When the device or the required tools are not accessible, you can use MPLAB X to measure the speed of the algorithm on a simulated AVR device:
  1. Select “Simulator” as the connected tool in the project properties.
  2. Add suitable breakpoints right before and after the function call kiss_fftr(...); .
  3. Find the Stopwatch window (Window → Debugging → Stopwatch).
  4. Run the debugger.
  5. When the debugger halts at a breakpoint, the Stopwatch window will display the number of virtual clock cycles used since the previous breakpoint or start and the current breakpoint.
This approach provides a quick and easy estimation over the upper theoretical performance limit.

The following table lists measured performance done on the Curiosity Nano.

Table 4-1. Cycle Times - FFT filter
nfftCycles Per FFT
45,300
812,000
1630,100
3267,000
64161,000
128348,000
256810,000
5121,750,000

As an example, an FFT with nfft=64 uses about 161 kilocycles per FFT, corresponding to 6.2 FFT per MHz. Consequently, a device running at a core frequency of 20 MHz could perform twenty times as many, i.e., 124 FFT per second. If the device uses an external crystal with only 32.768 kHz, the same FFT operation takes apporximately five seconds.

Note:

The maximum nfft value is depending on the actual memory configuration of the device and the memory requirements of the rest of the application.

For speed optimization, use values for nfft that are powers of two (e.g., 64 or 256).

Conclusion and Use Cases

We have shown that an AVR device can perform Fast Fourier Transform using a third-party library (kissFFT). The FFT can provide valuable information other digital filtering techniques can’t, but at the cost of CPU cycles: It depends on the application’s requirements and details whether the FFT can be run continuously or not. Alternatively, an FFT can only occasionally be used to optimize parameters for other, faster filters.

Another point to keep in mind is the virtual precision, as suggested by the power spectrum, vs. the actual accuracy of the measurement:

One aspect is the quality of the input sample data and the time base used: The oscillator providing the time base can suffer a temperature drift of several percent. This is less of a problem for self-contained applications for signal analysis, especially when there is a short time between sampling and usage of the FFT. Though, it is relevant when interacting with external devices that have their own time base.

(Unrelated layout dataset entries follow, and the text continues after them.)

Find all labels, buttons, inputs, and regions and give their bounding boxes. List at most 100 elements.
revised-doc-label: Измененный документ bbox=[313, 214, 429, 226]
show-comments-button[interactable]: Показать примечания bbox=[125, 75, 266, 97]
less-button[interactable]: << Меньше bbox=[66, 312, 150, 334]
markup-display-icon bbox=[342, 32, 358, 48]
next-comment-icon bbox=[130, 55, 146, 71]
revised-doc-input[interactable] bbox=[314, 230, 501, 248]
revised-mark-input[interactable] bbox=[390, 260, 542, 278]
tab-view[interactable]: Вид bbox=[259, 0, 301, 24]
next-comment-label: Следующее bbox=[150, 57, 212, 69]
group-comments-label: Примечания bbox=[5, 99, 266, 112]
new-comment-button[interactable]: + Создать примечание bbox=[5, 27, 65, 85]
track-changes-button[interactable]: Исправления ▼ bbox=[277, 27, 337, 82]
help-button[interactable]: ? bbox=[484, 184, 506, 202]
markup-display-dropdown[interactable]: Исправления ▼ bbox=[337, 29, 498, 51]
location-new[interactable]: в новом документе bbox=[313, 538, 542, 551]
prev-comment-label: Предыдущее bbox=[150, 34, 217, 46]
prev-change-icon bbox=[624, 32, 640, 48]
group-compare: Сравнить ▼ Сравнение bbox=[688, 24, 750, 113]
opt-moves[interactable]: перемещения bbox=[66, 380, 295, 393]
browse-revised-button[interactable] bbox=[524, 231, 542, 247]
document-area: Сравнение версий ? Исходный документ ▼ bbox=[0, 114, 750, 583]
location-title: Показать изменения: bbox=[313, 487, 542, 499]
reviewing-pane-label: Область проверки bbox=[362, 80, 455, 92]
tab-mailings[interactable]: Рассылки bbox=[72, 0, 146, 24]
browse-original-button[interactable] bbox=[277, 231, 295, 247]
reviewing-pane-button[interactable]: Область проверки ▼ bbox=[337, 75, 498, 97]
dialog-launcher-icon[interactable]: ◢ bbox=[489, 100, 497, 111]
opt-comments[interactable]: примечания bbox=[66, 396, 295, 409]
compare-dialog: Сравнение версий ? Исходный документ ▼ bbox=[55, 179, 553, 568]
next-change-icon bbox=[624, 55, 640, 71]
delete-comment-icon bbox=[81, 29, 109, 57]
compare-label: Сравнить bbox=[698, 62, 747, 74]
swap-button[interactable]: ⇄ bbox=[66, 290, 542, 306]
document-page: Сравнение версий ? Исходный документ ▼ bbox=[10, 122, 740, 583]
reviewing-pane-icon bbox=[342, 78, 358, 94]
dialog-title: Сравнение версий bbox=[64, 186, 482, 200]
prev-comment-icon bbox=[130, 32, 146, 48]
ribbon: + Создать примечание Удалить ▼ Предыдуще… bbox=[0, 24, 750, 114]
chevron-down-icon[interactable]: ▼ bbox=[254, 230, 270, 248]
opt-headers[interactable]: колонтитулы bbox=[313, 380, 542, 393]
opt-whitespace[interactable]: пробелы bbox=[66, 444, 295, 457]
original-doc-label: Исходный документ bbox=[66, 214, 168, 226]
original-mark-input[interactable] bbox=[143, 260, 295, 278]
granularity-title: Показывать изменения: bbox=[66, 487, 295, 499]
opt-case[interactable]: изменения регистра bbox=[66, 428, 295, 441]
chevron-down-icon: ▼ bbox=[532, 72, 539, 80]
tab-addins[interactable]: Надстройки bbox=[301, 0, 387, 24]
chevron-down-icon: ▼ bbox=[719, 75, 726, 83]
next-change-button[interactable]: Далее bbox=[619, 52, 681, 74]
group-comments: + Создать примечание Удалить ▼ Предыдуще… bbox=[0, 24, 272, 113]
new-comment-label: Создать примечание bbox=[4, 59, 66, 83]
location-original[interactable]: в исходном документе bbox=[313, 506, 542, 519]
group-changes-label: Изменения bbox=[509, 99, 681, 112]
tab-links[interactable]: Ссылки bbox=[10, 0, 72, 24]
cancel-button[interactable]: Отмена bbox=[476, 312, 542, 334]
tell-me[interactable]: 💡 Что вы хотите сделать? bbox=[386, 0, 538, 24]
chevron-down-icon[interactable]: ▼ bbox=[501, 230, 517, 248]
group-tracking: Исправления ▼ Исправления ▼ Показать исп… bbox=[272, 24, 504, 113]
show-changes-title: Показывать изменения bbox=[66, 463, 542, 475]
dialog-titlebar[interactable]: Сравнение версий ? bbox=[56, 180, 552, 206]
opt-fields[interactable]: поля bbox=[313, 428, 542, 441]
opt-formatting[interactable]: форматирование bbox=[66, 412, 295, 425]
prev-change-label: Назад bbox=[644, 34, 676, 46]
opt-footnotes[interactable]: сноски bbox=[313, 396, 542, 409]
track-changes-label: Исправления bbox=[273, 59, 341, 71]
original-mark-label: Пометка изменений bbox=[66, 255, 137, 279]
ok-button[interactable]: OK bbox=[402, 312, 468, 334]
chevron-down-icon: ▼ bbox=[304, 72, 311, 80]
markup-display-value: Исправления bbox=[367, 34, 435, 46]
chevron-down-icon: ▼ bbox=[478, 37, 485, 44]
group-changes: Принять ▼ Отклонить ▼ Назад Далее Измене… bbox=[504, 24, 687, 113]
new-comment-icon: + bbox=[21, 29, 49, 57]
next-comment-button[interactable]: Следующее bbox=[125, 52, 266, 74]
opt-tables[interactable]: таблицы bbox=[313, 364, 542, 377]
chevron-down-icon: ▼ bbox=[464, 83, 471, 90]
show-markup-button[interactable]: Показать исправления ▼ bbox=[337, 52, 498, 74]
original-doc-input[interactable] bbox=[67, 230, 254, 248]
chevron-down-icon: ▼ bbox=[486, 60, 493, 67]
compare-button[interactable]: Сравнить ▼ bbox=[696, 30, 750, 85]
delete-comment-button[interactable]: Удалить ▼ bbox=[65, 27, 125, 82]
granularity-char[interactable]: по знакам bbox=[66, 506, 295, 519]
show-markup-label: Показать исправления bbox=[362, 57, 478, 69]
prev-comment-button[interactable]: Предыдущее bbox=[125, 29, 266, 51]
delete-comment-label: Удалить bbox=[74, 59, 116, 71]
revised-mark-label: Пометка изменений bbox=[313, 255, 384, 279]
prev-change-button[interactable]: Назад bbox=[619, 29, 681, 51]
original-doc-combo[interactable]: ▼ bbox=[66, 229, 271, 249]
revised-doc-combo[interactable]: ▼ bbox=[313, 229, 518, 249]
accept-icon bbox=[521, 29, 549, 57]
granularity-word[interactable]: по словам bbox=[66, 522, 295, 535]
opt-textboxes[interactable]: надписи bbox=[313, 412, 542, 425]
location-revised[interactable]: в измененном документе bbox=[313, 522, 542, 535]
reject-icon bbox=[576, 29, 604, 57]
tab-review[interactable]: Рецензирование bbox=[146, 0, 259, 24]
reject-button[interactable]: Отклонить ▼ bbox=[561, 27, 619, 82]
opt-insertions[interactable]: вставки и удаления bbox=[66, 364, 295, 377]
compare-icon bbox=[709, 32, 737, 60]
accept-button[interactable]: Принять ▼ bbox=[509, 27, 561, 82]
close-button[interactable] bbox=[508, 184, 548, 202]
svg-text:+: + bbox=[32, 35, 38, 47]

The other aspect is the width of a frequency bin, determined by the signal’s sampling rate and nfft: In the example above, the power spectrum was well suited to identify higher harmonics. On the other hand, even when exploiting the tenth harmonic, we can not determine whether the fundamental component was actually tuned to 440 Hz or, musically speaking, de-tuned.